September 2, 1983
The President today announced his intention to nominate Clayton E. McManaway, Jr., of the
District of Columbia, a career member of the Senior Foreign Service, class of Minister-Counselor,
as Ambassador to Haiti. He would succeed Ernest H. Preeg.
Mr. McManaway served in the United States Navy as lieutenant in 1955 - 1957. In 1959 he was
bond underwriting apprentice with the Fidelity and Casualty Co. of New York in San Francisco,
Calif. In 1959 - 1960 he was flight purser with Trans World Airlines in New York City, and in the
foreign advertising department of the Borden Food Co. in 1960 - 1961.

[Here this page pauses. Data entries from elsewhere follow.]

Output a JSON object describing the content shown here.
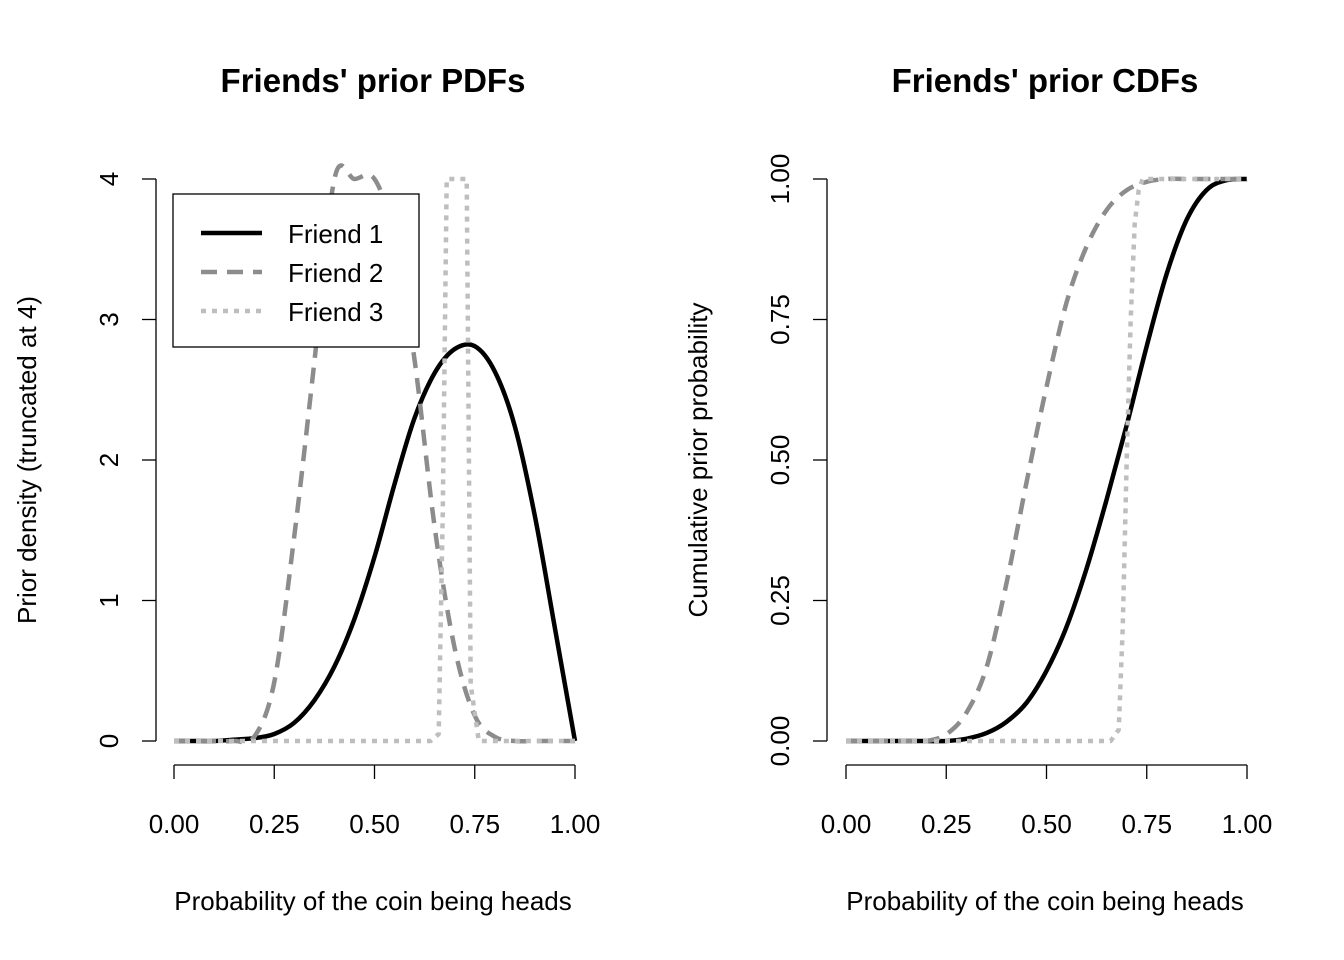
{
  "chart_data": [
    {
      "type": "line",
      "title": "Friends' prior PDFs",
      "xlabel": "Probability of the coin being heads",
      "ylabel": "Prior density (truncated at 4)",
      "xlim": [
        0,
        1
      ],
      "ylim": [
        0,
        4
      ],
      "x_ticks": [
        "0.00",
        "0.25",
        "0.50",
        "0.75",
        "1.00"
      ],
      "y_ticks": [
        "0",
        "1",
        "2",
        "3",
        "4"
      ],
      "legend": {
        "placement": "top-left",
        "entries": [
          "Friend 1",
          "Friend 2",
          "Friend 3"
        ]
      },
      "x": [
        0.0,
        0.05,
        0.1,
        0.15,
        0.2,
        0.25,
        0.3,
        0.35,
        0.4,
        0.45,
        0.5,
        0.55,
        0.6,
        0.65,
        0.7,
        0.75,
        0.8,
        0.85,
        0.9,
        0.95,
        1.0
      ],
      "series": [
        {
          "name": "Friend 1",
          "color": "#000000",
          "style": "solid",
          "values": [
            0.0,
            0.0,
            0.0,
            0.01,
            0.02,
            0.05,
            0.13,
            0.29,
            0.53,
            0.87,
            1.31,
            1.83,
            2.3,
            2.62,
            2.79,
            2.81,
            2.63,
            2.24,
            1.6,
            0.8,
            0.0
          ]
        },
        {
          "name": "Friend 2",
          "color": "#8c8c8c",
          "style": "dashed",
          "values": [
            0.0,
            0.0,
            0.0,
            0.0,
            0.03,
            0.42,
            1.46,
            2.7,
            4.0,
            4.0,
            4.0,
            3.58,
            2.71,
            1.52,
            0.66,
            0.18,
            0.03,
            0.0,
            0.0,
            0.0,
            0.0
          ]
        },
        {
          "name": "Friend 3",
          "color": "#bebebe",
          "style": "dotted",
          "x": [
            0.0,
            0.64,
            0.66,
            0.67,
            0.68,
            0.7,
            0.72,
            0.73,
            0.74,
            0.76,
            1.0
          ],
          "values": [
            0.0,
            0.0,
            0.05,
            1.6,
            4.0,
            4.0,
            4.0,
            4.0,
            0.4,
            0.0,
            0.0
          ]
        }
      ]
    },
    {
      "type": "line",
      "title": "Friends' prior CDFs",
      "xlabel": "Probability of the coin being heads",
      "ylabel": "Cumulative prior probability",
      "xlim": [
        0,
        1
      ],
      "ylim": [
        0,
        1
      ],
      "x_ticks": [
        "0.00",
        "0.25",
        "0.50",
        "0.75",
        "1.00"
      ],
      "y_ticks": [
        "0.00",
        "0.25",
        "0.50",
        "0.75",
        "1.00"
      ],
      "x": [
        0.0,
        0.05,
        0.1,
        0.15,
        0.2,
        0.25,
        0.3,
        0.35,
        0.4,
        0.45,
        0.5,
        0.55,
        0.6,
        0.65,
        0.7,
        0.75,
        0.8,
        0.85,
        0.9,
        0.95,
        1.0
      ],
      "series": [
        {
          "name": "Friend 1",
          "color": "#000000",
          "style": "solid",
          "values": [
            0.0,
            0.0,
            0.0,
            0.0,
            0.0,
            0.0,
            0.004,
            0.014,
            0.034,
            0.068,
            0.125,
            0.203,
            0.307,
            0.43,
            0.562,
            0.703,
            0.832,
            0.928,
            0.981,
            0.998,
            1.0
          ]
        },
        {
          "name": "Friend 2",
          "color": "#8c8c8c",
          "style": "dashed",
          "values": [
            0.0,
            0.0,
            0.0,
            0.0,
            0.0,
            0.012,
            0.05,
            0.13,
            0.28,
            0.46,
            0.63,
            0.78,
            0.88,
            0.945,
            0.98,
            0.995,
            1.0,
            1.0,
            1.0,
            1.0,
            1.0
          ]
        },
        {
          "name": "Friend 3",
          "color": "#bebebe",
          "style": "dotted",
          "x": [
            0.0,
            0.66,
            0.68,
            0.69,
            0.7,
            0.71,
            0.72,
            0.73,
            0.74,
            0.76,
            1.0
          ],
          "values": [
            0.0,
            0.0,
            0.02,
            0.2,
            0.5,
            0.75,
            0.92,
            0.98,
            1.0,
            1.0,
            1.0
          ]
        }
      ]
    }
  ]
}
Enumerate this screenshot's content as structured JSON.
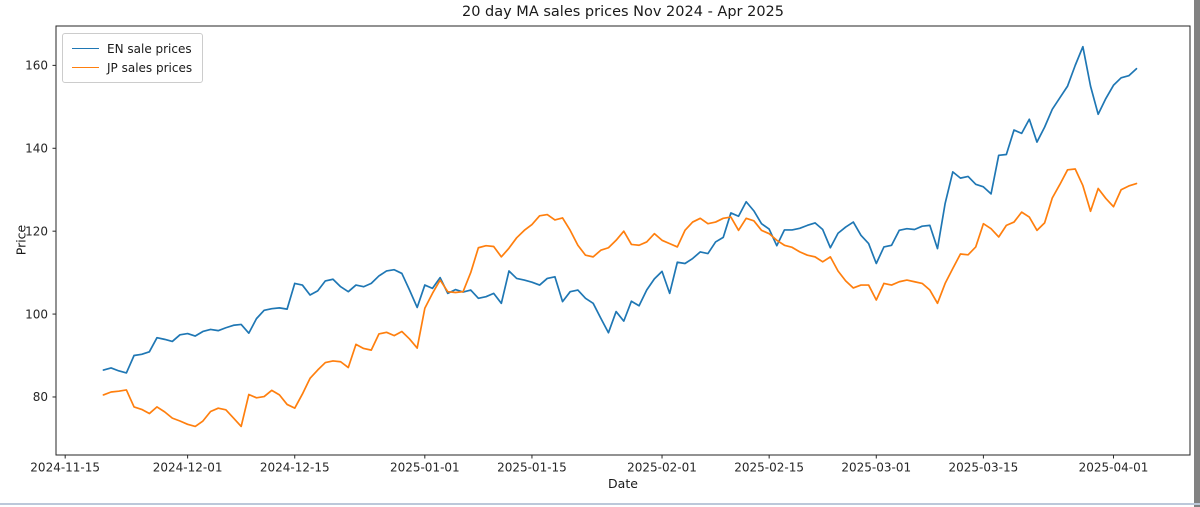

He was with the Agency for International Development in 1961 - 1971; successively serving as
executive trainee (1961 - 1962); Assistant Program Officer, then acting Program Officer, USAID
Mission on Phnom Penh (1962 - 1964); Special Assistant to the Director of the Office of Vietnam
Affairs (1964 - 1965); Deputy Program Director, USAID Mission in Saigon (1965 - 1966);
Assistant Director of Plans and Evaluations in the Office of Civil Operations
in Saigon (1966 -
1967); Director of Plans, Policies and Programs, MACV/CORDS, in Saigon (1967 - 1970). In
1970 - 1971 he was on detail as fellow at the Center for International Affairs at Harvard
University. In 1971 - 1973 he was Deputy Assistant Secretary of Defense, Office of Systems and
Analysis, Department of Defense. In 1975 he was on detail to the Department of State as Deputy
Director of the Presidential Task Force for the Evacuation of Saigon and the Resettlement of
Refugees from Indochina.
Mr. McManaway served at the Department of State in 1975 as Deputy Assistant Secretary/Acting
Director of the Sinai Support Mission. In the Department he was Director of Management
Operations (1976 - 1978), Senior Inspector of the Office of the Inspector General (1978), Deputy
Assistant Secretary for Classification/Declassification Center (1978 - 1981), and Deputy
Executive Secretary (1981 - 1983).
Mr. McManaway graduated from the University of South Carolina (B.S., 1955) and the American
Institute of Foreign Trade (B.A., 1959). He was born March 5, 1933, in Greenville, S.C.